The firm's stock traders recorded their best quarter in more than three years, on track for their best year ever, while dealmakers pocketed fees that exceeded estimates across every key business line.
The investment bank's gains were tempered by a slide the firm had previously telegraphed in fixed-income trading.
Investors have been sending Goldman shares higher this year as the bank abandons major parts of its consumer-banking push and positions itself to benefit from a rebound in investment banking.
Across Wall Street, big banks are showing they can fend off headwinds in their retail businesses from the reduction in interest rates, while highlighting the potential for increased dealmaking that would lift fees across the industry.
Despite notching results that exceeded expectations, Chief Executive Officer David Solomon struck a cautious note on regulators' attempts to impose stiffer capital rules on banks.
"We continue to have concerns about the overall regulatory process," Solomon said on a conference call with analysts. "There remains a lack of transparency," he said, adding that "requiring too much capital increases the cost of credit for businesses large and small, and will impact growth across the country."
After jumping as much as 3.4%, the shares fell 1% at 10:37 a.m. in New York. The stock has posted the biggest gain among the top US banks this year, advancing 34%, and reached an all-time high Tuesday.
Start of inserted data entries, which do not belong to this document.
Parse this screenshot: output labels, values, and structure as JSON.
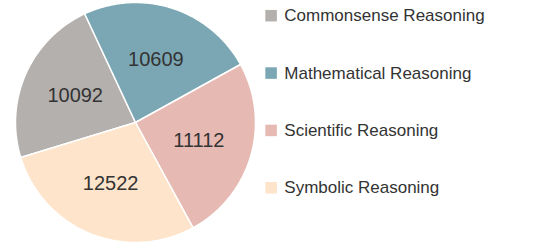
{
  "chart_data": {
    "type": "pie",
    "categories": [
      "Commonsense Reasoning",
      "Mathematical Reasoning",
      "Scientific Reasoning",
      "Symbolic Reasoning"
    ],
    "values": [
      10092,
      10609,
      11112,
      12522
    ],
    "colors": [
      "#b3b0ae",
      "#7ba7b4",
      "#e6bab2",
      "#fde4ca"
    ],
    "data_labels": true,
    "legend": "right"
  }
}
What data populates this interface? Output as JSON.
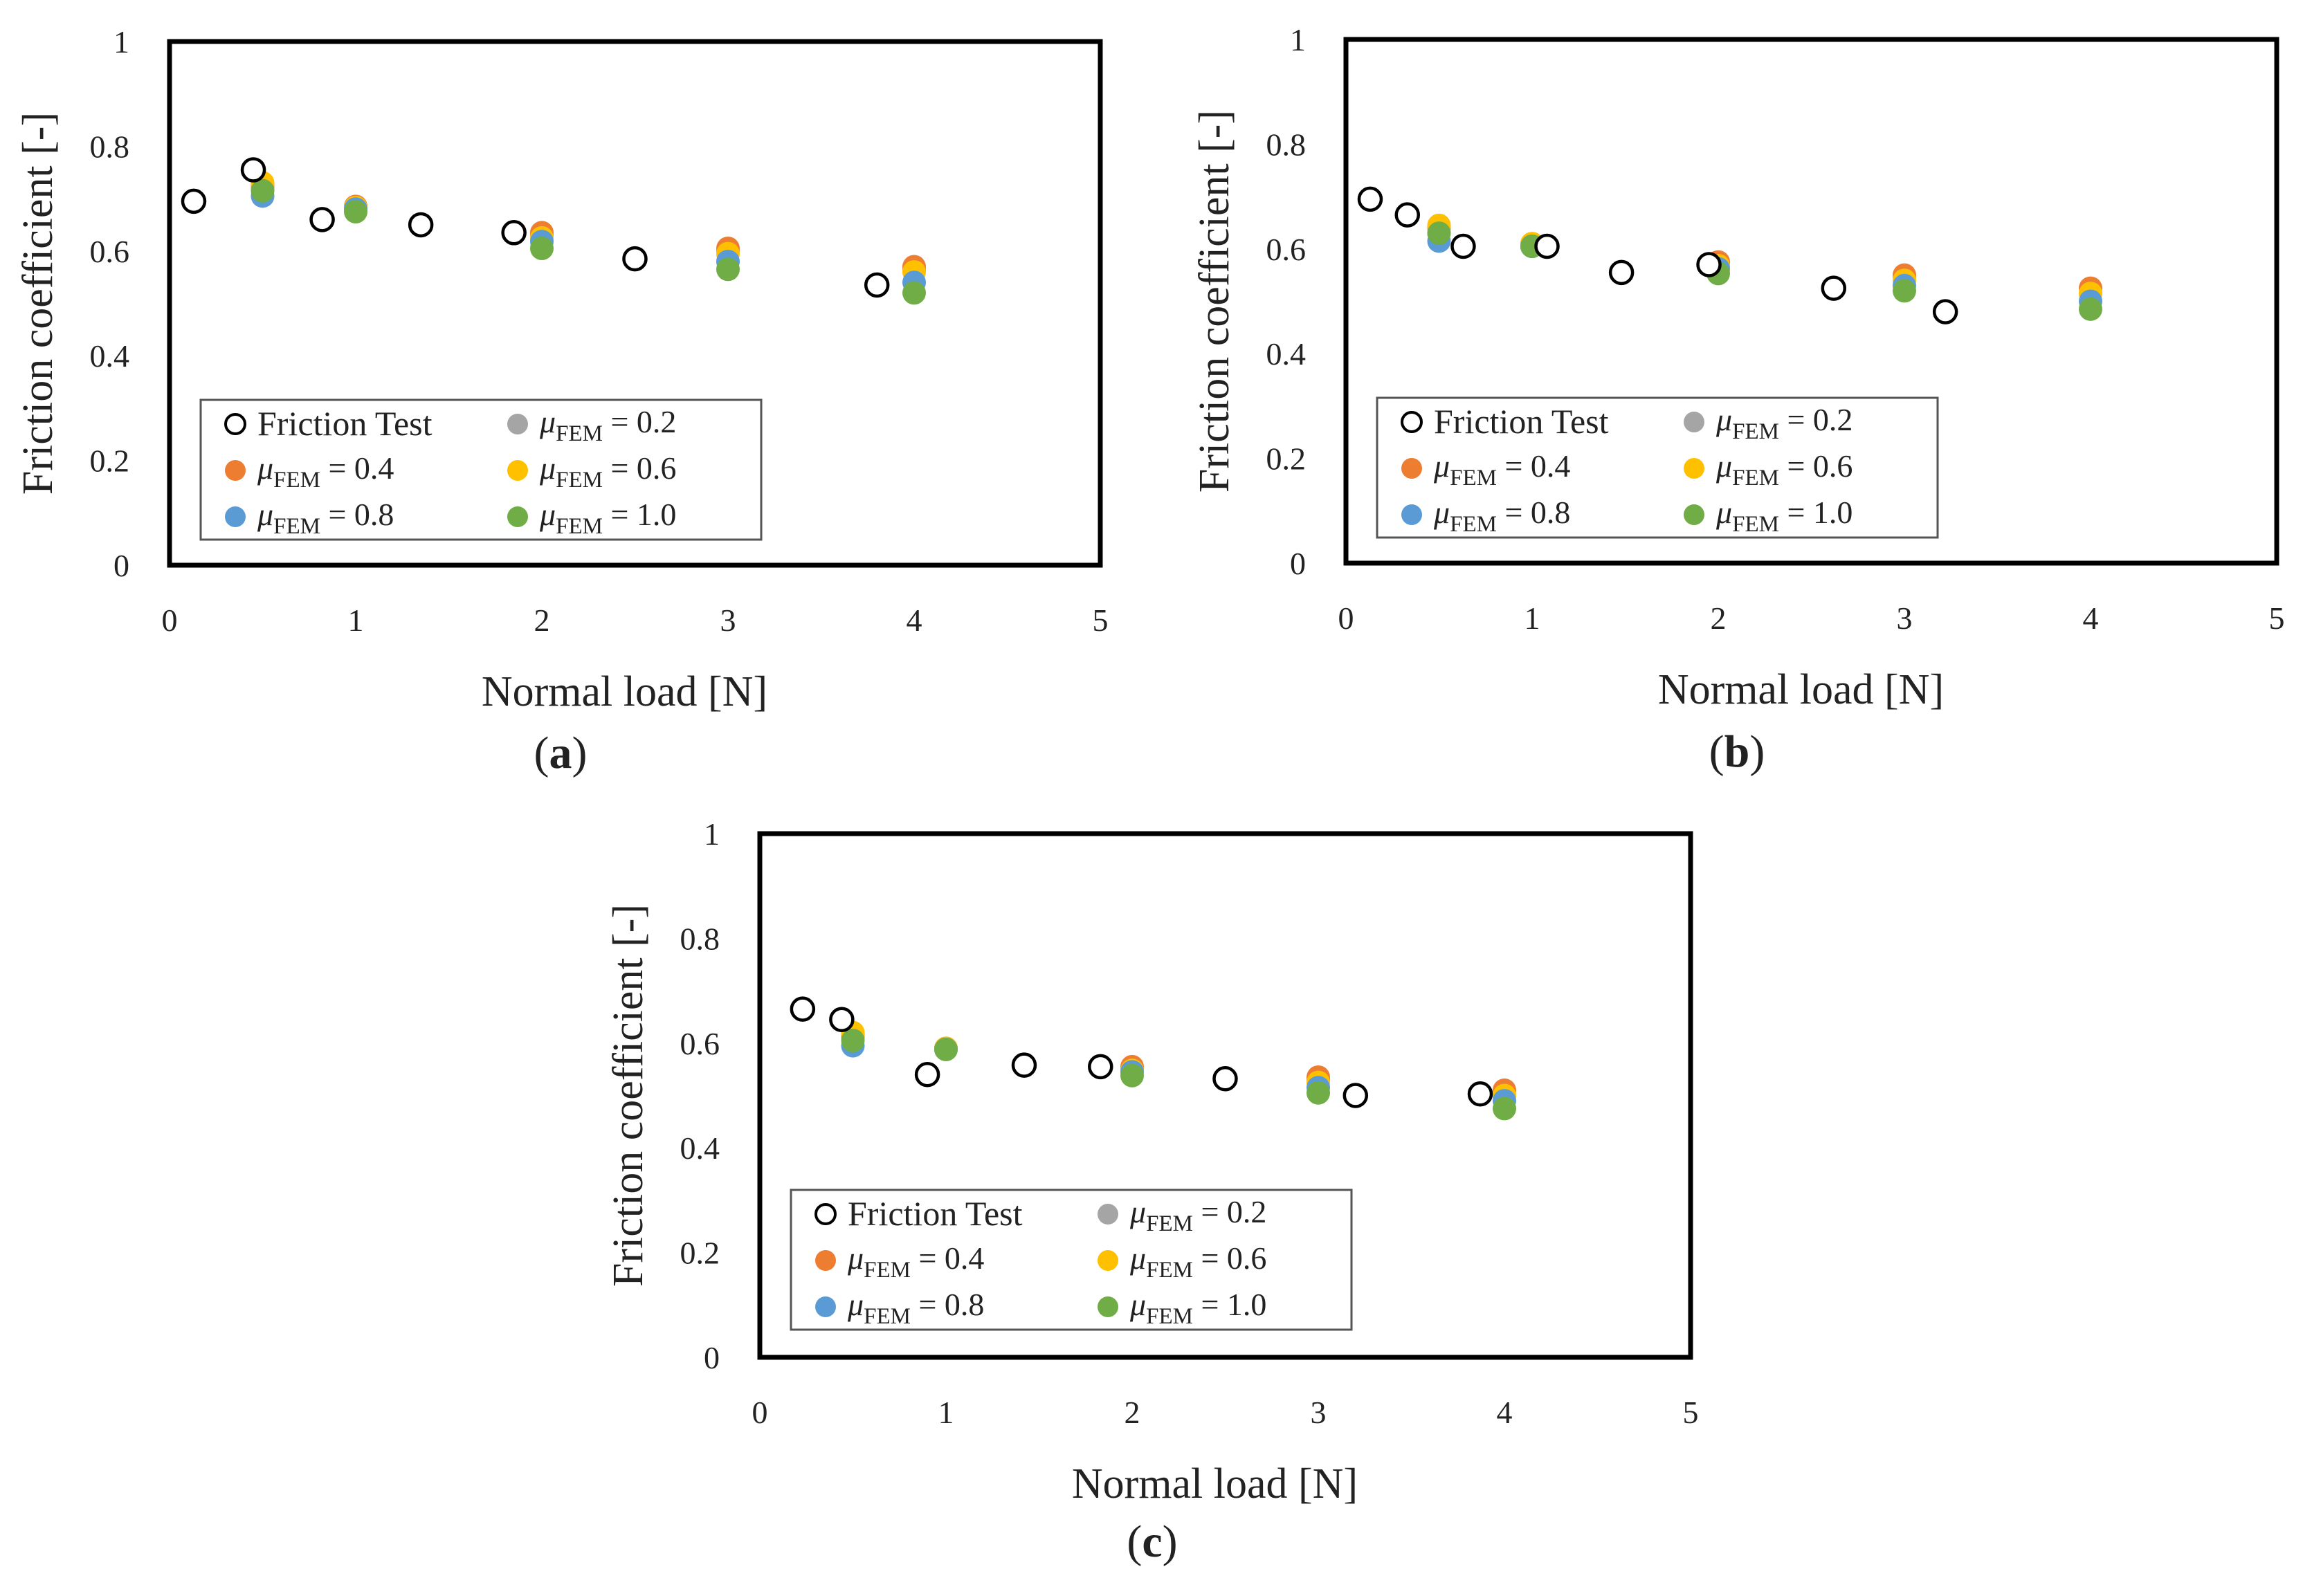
{
  "colors": {
    "test_marker": "#000000",
    "mu_0.2": "#a5a5a5",
    "mu_0.4": "#ed7d31",
    "mu_0.6": "#ffc000",
    "mu_0.8": "#5b9bd5",
    "mu_1.0": "#70ad47"
  },
  "chart_data": [
    {
      "type": "scatter",
      "label": "a",
      "xlabel": "Normal load [N]",
      "ylabel": "Friction coefficient [-]",
      "xlim": [
        0,
        5
      ],
      "ylim": [
        0,
        1
      ],
      "xticks": [
        "0",
        "1",
        "2",
        "3",
        "4",
        "5"
      ],
      "yticks": [
        "0",
        "0.2",
        "0.4",
        "0.6",
        "0.8",
        "1"
      ],
      "legend_position": "bottom-left",
      "series": [
        {
          "name": "Friction Test",
          "key": "test",
          "x": [
            0.13,
            0.45,
            0.82,
            1.35,
            1.85,
            2.5,
            3.8
          ],
          "y": [
            0.695,
            0.755,
            0.66,
            0.65,
            0.635,
            0.585,
            0.535
          ]
        },
        {
          "name": "μFEM = 0.2",
          "key": "mu_0.2",
          "x": [
            0.5,
            1.0,
            2.0,
            3.0,
            4.0
          ],
          "y": [
            0.72,
            0.685,
            0.63,
            0.6,
            0.565
          ]
        },
        {
          "name": "μFEM = 0.4",
          "key": "mu_0.4",
          "x": [
            0.5,
            1.0,
            2.0,
            3.0,
            4.0
          ],
          "y": [
            0.725,
            0.685,
            0.635,
            0.605,
            0.57
          ]
        },
        {
          "name": "μFEM = 0.6",
          "key": "mu_0.6",
          "x": [
            0.5,
            1.0,
            2.0,
            3.0,
            4.0
          ],
          "y": [
            0.73,
            0.683,
            0.625,
            0.595,
            0.56
          ]
        },
        {
          "name": "μFEM = 0.8",
          "key": "mu_0.8",
          "x": [
            0.5,
            1.0,
            2.0,
            3.0,
            4.0
          ],
          "y": [
            0.705,
            0.68,
            0.618,
            0.58,
            0.54
          ]
        },
        {
          "name": "μFEM = 1.0",
          "key": "mu_1.0",
          "x": [
            0.5,
            1.0,
            2.0,
            3.0,
            4.0
          ],
          "y": [
            0.715,
            0.675,
            0.605,
            0.565,
            0.52
          ]
        }
      ]
    },
    {
      "type": "scatter",
      "label": "b",
      "xlabel": "Normal load [N]",
      "ylabel": "Friction coefficient [-]",
      "xlim": [
        0,
        5
      ],
      "ylim": [
        0,
        1
      ],
      "xticks": [
        "0",
        "1",
        "2",
        "3",
        "4",
        "5"
      ],
      "yticks": [
        "0",
        "0.2",
        "0.4",
        "0.6",
        "0.8",
        "1"
      ],
      "legend_position": "bottom-left",
      "series": [
        {
          "name": "Friction Test",
          "key": "test",
          "x": [
            0.13,
            0.33,
            0.63,
            1.08,
            1.48,
            1.95,
            2.62,
            3.22
          ],
          "y": [
            0.695,
            0.665,
            0.605,
            0.605,
            0.555,
            0.57,
            0.525,
            0.48
          ]
        },
        {
          "name": "μFEM = 0.2",
          "key": "mu_0.2",
          "x": [
            0.5,
            1.0,
            2.0,
            3.0,
            4.0
          ],
          "y": [
            0.63,
            0.605,
            0.57,
            0.545,
            0.515
          ]
        },
        {
          "name": "μFEM = 0.4",
          "key": "mu_0.4",
          "x": [
            0.5,
            1.0,
            2.0,
            3.0,
            4.0
          ],
          "y": [
            0.64,
            0.61,
            0.575,
            0.55,
            0.525
          ]
        },
        {
          "name": "μFEM = 0.6",
          "key": "mu_0.6",
          "x": [
            0.5,
            1.0,
            2.0,
            3.0,
            4.0
          ],
          "y": [
            0.645,
            0.61,
            0.568,
            0.54,
            0.515
          ]
        },
        {
          "name": "μFEM = 0.8",
          "key": "mu_0.8",
          "x": [
            0.5,
            1.0,
            2.0,
            3.0,
            4.0
          ],
          "y": [
            0.615,
            0.605,
            0.562,
            0.53,
            0.5
          ]
        },
        {
          "name": "μFEM = 1.0",
          "key": "mu_1.0",
          "x": [
            0.5,
            1.0,
            2.0,
            3.0,
            4.0
          ],
          "y": [
            0.63,
            0.605,
            0.553,
            0.52,
            0.485
          ]
        }
      ]
    },
    {
      "type": "scatter",
      "label": "c",
      "xlabel": "Normal load [N]",
      "ylabel": "Friction coefficient [-]",
      "xlim": [
        0,
        5
      ],
      "ylim": [
        0,
        1
      ],
      "xticks": [
        "0",
        "1",
        "2",
        "3",
        "4",
        "5"
      ],
      "yticks": [
        "0",
        "0.2",
        "0.4",
        "0.6",
        "0.8",
        "1"
      ],
      "legend_position": "bottom-left",
      "series": [
        {
          "name": "Friction Test",
          "key": "test",
          "x": [
            0.23,
            0.44,
            0.9,
            1.42,
            1.83,
            2.5,
            3.2,
            3.87
          ],
          "y": [
            0.665,
            0.645,
            0.54,
            0.558,
            0.555,
            0.532,
            0.5,
            0.503
          ]
        },
        {
          "name": "μFEM = 0.2",
          "key": "mu_0.2",
          "x": [
            0.5,
            1.0,
            2.0,
            3.0,
            4.0
          ],
          "y": [
            0.61,
            0.59,
            0.55,
            0.53,
            0.5
          ]
        },
        {
          "name": "μFEM = 0.4",
          "key": "mu_0.4",
          "x": [
            0.5,
            1.0,
            2.0,
            3.0,
            4.0
          ],
          "y": [
            0.615,
            0.59,
            0.555,
            0.535,
            0.51
          ]
        },
        {
          "name": "μFEM = 0.6",
          "key": "mu_0.6",
          "x": [
            0.5,
            1.0,
            2.0,
            3.0,
            4.0
          ],
          "y": [
            0.62,
            0.59,
            0.548,
            0.525,
            0.5
          ]
        },
        {
          "name": "μFEM = 0.8",
          "key": "mu_0.8",
          "x": [
            0.5,
            1.0,
            2.0,
            3.0,
            4.0
          ],
          "y": [
            0.595,
            0.588,
            0.545,
            0.515,
            0.49
          ]
        },
        {
          "name": "μFEM = 1.0",
          "key": "mu_1.0",
          "x": [
            0.5,
            1.0,
            2.0,
            3.0,
            4.0
          ],
          "y": [
            0.605,
            0.588,
            0.538,
            0.505,
            0.475
          ]
        }
      ]
    }
  ]
}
"Goldman Sachs must have finished strong in the third quarter, with revenue up 7% as they beat the street on just about every line," Evercore ISI analyst Glenn Schorr wrote in a note. "With rates set to come down further and the capital markets backdrop looking good, our gut is investors will continue to ride Goldman as one of the pure plays for the improving backdrop."
The bank's results included a $415 million hit tied to severing the firm's credit-card partnership with General Motors Co. and jettisoning other small retail ventures. Barclays Plc said Monday it's taking over the GM business after Goldman fumbled its foray into consumer lending.
The Wall Street firm has spent much of the last year trying to drop its much bigger card tie-up with Apple Inc. That book of business, which has about $17 billion in outstanding balances, could suffer a steeper hit if Goldman exits the partnership by selling the loans at a discount.